Many diseases and conditions can cause or contribute to impaired cardiac conduction system function, for example:

• Age-related damage to heart tissue;

• Violation of the functionality of part of the heart tissues, due to cardiovascular disease or heart attack;

• Congenital heart disease;

• Infection of heart tissue – myocarditis;

• Complication of heart surgery;

• Decreased function of the thyroid gland – hypothyroidism;

• Disturbed balance of electrolytes in the body, which provide an environment in the heart tissue for the faster passage of electrical impulses;

• Repeated interruption of breathing during sleep – obstructive sleep apnea;

• Inflammatory disease such as rheumatism or lupus;

• Accumulation of iron in the organs – hemochromatosis;

• Medicines – against hypertension and psychosis, including those used for other heart rhythm disorders;

Treatment of bradycardia

The appropriate method of treatment is determined depending on the type of electrical conduction disorder in the heart tissue and the cause of the decreased heart rate.

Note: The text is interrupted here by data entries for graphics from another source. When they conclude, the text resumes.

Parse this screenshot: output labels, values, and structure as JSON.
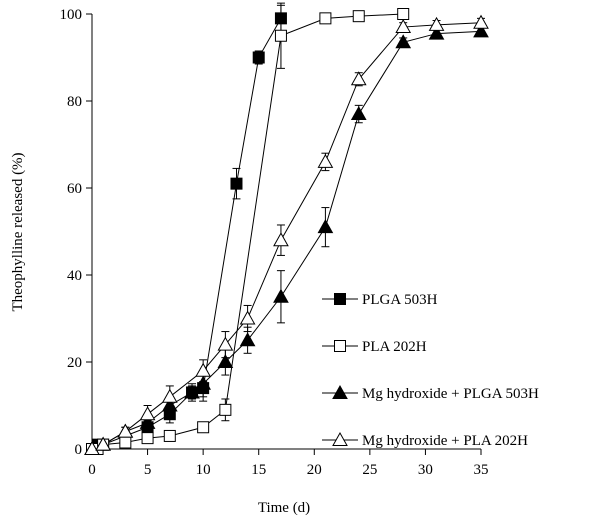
{
  "chart_data": {
    "type": "line",
    "xlabel": "Time (d)",
    "ylabel": "Theophylline released (%)",
    "xlim": [
      0,
      35
    ],
    "ylim": [
      0,
      100
    ],
    "xticks": [
      0,
      5,
      10,
      15,
      20,
      25,
      30,
      35
    ],
    "yticks": [
      0,
      20,
      40,
      60,
      80,
      100
    ],
    "grid": false,
    "legend_position": "lower-right",
    "series": [
      {
        "name": "PLGA 503H",
        "marker": "filled-square",
        "x": [
          0,
          0.5,
          1,
          5,
          7,
          9,
          10,
          13,
          15,
          17
        ],
        "y": [
          0,
          1,
          1,
          5,
          8,
          13,
          14,
          61,
          90,
          99
        ],
        "err": [
          0.5,
          0.5,
          0.5,
          1.5,
          2,
          1.5,
          3,
          3.5,
          1.5,
          3
        ]
      },
      {
        "name": "PLA 202H",
        "marker": "open-square",
        "x": [
          0,
          0.5,
          1,
          3,
          5,
          7,
          10,
          12,
          17,
          21,
          24,
          28
        ],
        "y": [
          0,
          0,
          1,
          1.5,
          2.5,
          3,
          5,
          9,
          95,
          99,
          99.5,
          100
        ],
        "err": [
          0.5,
          0.5,
          0.5,
          0.5,
          0.5,
          0.5,
          1,
          2.5,
          7.5,
          0.5,
          0.5,
          0.5
        ]
      },
      {
        "name": "Mg hydroxide + PLGA 503H",
        "marker": "filled-triangle",
        "x": [
          0,
          1,
          3,
          5,
          7,
          9,
          10,
          12,
          14,
          17,
          21,
          24,
          28,
          31,
          35
        ],
        "y": [
          0,
          1,
          4,
          6,
          10,
          13,
          15,
          20,
          25,
          35,
          51,
          77,
          93.5,
          95.5,
          96
        ],
        "err": [
          0.5,
          0.5,
          1,
          1.5,
          2,
          2,
          3,
          3,
          3,
          6,
          4.5,
          2,
          1,
          1,
          1
        ]
      },
      {
        "name": "Mg hydroxide + PLA 202H",
        "marker": "open-triangle",
        "x": [
          0,
          1,
          3,
          5,
          7,
          10,
          12,
          14,
          17,
          21,
          24,
          28,
          31,
          35
        ],
        "y": [
          0,
          1,
          4,
          8,
          12,
          18,
          24,
          30,
          48,
          66,
          85,
          97,
          97.5,
          98
        ],
        "err": [
          0.5,
          0.5,
          1,
          2,
          2.5,
          2.5,
          3,
          3,
          3.5,
          2,
          1.5,
          1,
          1,
          1
        ]
      }
    ]
  }
}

If a disease such as hypothyroidism or obstructive sleep apnea is found to be the cause of the slowed heart rate, treatment may also lead to normal heart activity.

Your treating doctor suspects that certain medications may be the cause of your condition, then he will recommend an alternative therapy.

In such a case, changing the drugs or lowering their doses may correct the slow heart rate problems.

When alternative methods of treatment are not applicable, then it is necessary to place a pacemaker – a smart device that tracks the heart rate and generates electrical impulses in such a volume that the normal heart rhythm is maintained.